Manufacturers of NAND flash memory have always tried to increase the storage density of their memory devices by increasing the number of bits stored per cell. While fundamentally, this is the most challenging way of increasing recording densities, it is also the most rewarding one from a cost standpoint. Companies like Kioxia are constantly experimenting with the number of bits they can store in one cell. This year the company said it had managed to store seven bits per cell (7 bpc), albeit in the lab and under low temperatures.
To store more than one bit, the NAND cell must hold multiple distinct voltage levels, which is challenging as NAND makers have to find the suitable materials for these cells and then record and read them without errors. Moreover, the number of voltage states increases exponentially with the number of bits. For example, to store four bits, the cell has to hold 16 voltage levels (2^4), but with six bits, that number grows to 64 (2^6). Kioxia's achievement of storing seven bits per cell requires holding 128 voltage states (2^7). Kioxia presented the paper describing its achievement at the International Memory Workshop 2022 (IMW 2022).
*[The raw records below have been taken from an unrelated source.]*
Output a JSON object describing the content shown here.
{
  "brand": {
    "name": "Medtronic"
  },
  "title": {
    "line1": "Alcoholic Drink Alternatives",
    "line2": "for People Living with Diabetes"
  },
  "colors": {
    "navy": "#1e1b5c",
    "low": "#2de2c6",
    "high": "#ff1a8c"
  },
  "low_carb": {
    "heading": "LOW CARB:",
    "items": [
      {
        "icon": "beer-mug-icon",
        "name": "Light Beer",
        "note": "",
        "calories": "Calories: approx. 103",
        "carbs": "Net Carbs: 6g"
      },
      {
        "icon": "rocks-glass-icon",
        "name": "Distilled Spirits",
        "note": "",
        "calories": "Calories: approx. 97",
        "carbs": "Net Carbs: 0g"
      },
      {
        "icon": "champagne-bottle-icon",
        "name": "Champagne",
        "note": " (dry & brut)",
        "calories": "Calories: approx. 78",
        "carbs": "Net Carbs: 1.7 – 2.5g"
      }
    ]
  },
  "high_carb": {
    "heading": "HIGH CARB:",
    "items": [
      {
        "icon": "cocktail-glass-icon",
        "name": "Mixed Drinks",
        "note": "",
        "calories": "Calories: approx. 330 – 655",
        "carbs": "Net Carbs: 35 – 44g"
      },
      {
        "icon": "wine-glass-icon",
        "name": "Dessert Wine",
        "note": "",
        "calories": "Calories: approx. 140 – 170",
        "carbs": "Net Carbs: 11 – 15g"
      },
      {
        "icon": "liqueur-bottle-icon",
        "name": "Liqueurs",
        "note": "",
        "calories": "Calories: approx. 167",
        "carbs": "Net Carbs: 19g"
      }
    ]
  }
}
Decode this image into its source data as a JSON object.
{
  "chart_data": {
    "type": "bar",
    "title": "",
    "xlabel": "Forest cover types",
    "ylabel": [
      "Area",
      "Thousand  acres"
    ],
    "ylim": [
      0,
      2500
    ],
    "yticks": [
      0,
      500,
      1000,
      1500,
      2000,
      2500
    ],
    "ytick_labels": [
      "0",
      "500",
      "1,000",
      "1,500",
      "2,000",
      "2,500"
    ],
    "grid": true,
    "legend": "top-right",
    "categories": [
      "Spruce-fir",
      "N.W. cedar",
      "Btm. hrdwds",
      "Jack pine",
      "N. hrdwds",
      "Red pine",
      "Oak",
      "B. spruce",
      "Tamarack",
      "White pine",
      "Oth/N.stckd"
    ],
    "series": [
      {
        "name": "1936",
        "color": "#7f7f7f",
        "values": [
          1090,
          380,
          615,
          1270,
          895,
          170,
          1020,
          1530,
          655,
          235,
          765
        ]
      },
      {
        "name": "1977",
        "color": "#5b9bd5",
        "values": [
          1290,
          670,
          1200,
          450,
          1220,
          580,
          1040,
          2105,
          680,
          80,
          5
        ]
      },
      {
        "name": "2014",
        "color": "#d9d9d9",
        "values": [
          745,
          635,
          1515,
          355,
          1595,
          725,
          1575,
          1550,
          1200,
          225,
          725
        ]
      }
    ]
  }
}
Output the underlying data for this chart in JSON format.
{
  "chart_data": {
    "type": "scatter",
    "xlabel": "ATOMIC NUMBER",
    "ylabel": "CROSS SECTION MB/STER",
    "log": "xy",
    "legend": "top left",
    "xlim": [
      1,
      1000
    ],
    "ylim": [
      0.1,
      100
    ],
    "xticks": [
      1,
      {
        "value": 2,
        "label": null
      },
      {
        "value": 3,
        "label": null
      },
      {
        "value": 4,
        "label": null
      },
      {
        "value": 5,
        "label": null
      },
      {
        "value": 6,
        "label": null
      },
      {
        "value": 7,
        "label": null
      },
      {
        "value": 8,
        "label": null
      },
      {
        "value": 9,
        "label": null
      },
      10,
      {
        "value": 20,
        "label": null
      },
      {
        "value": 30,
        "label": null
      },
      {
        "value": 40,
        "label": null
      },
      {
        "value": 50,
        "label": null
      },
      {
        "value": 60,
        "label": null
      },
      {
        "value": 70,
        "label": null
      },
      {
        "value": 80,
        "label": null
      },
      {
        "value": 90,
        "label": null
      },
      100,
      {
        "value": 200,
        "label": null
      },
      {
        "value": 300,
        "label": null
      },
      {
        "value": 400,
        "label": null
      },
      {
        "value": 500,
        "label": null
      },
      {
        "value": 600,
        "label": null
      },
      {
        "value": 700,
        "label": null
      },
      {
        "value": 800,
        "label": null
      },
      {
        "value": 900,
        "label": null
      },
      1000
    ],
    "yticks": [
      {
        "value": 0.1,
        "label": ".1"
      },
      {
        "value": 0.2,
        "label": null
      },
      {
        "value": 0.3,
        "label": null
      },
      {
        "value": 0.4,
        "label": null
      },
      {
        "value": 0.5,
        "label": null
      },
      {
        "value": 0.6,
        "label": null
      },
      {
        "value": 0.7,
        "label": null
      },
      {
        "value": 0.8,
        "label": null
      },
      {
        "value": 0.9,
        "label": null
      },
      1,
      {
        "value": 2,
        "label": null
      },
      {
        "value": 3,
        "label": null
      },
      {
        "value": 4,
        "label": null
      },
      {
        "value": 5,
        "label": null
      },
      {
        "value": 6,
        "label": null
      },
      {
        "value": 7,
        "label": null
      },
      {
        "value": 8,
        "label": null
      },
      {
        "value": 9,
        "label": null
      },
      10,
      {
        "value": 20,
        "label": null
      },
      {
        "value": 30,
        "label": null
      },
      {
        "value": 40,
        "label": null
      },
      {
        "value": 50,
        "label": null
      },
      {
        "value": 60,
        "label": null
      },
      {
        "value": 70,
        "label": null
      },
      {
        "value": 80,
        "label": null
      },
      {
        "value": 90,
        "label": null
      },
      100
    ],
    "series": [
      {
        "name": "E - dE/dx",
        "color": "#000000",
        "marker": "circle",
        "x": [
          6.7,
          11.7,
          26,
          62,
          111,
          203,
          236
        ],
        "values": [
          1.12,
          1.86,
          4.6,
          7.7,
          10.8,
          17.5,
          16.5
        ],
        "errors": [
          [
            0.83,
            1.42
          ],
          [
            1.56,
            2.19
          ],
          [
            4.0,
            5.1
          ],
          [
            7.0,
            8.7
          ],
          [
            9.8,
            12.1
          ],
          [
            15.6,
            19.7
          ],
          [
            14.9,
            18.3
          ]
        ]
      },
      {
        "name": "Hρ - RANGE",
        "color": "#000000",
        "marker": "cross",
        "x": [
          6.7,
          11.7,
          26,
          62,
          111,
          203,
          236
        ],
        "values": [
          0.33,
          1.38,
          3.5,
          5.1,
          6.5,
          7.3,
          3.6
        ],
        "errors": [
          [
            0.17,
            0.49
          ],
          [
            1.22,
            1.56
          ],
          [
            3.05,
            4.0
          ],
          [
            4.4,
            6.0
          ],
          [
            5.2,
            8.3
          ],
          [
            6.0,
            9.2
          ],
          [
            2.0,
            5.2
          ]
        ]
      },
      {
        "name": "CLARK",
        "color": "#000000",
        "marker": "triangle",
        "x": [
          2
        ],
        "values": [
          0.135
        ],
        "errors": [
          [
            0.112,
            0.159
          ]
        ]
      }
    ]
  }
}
Kioxia had to use a single-crystal silicon channel built using epitaxial growth to store seven bits per cell. Single-crystal silicon has lower electrical resistance than polycrystalline silicon, making it easier to record such cells. Furthermore, the subthreshold slope of cell transistors featuring single-crystal silicon is steeper (compared to conventional transistors), whereas leakage current and read noise are lower, reports PC Watch.
Such NAND flash cells are not available commercially nowadays, so scientists from Kioxia had to make them in the lab. Furthermore, to record and read them, they submerged the chips in liquid nitrogen (it in liquid nitrogen (77°K, -196°C) to stabilize the materials, lower the voltage requirements, reduce the need for tunnel insulating films, and avoid depreciation of the cells caused by rewrite cycles.
Building custom transistors in the lab is only half of the challenge with ultra-dense NAND flash memory. First, researchers had to develop and use a custom controller with a custom encoding scheme suitable for handling 128 voltage states.
NAND flash controllers have become increasingly complex since multi-level cell (MLC, 2 bpc) NAND debuted in the early 2000s. Hence, controller complexity is something that both NAND producers and controller developers are familiar with. But controllers capable of processing 128 voltage levels accurately might be as complex as microprocessors and just as expensive. Hence, the main question is whether it makes sense to use a costly and sophisticated SSD controller to increase 3D NAND recording density by merely 40% (going from 5 bpc to 7 bpc). While the best SSDs tend to cost a lot, a too advanced controller could make ultra-high-capacity drivers prohibitively expensive and eliminate all of their advantages.
Western Digital believes that even PLC 3D NAND (5 bpc) will barely make sense even after 2025. But Kioxia now demonstrates the physical possibility of storing seven bits per cell and even talks about keeping eight bits per cell eventually.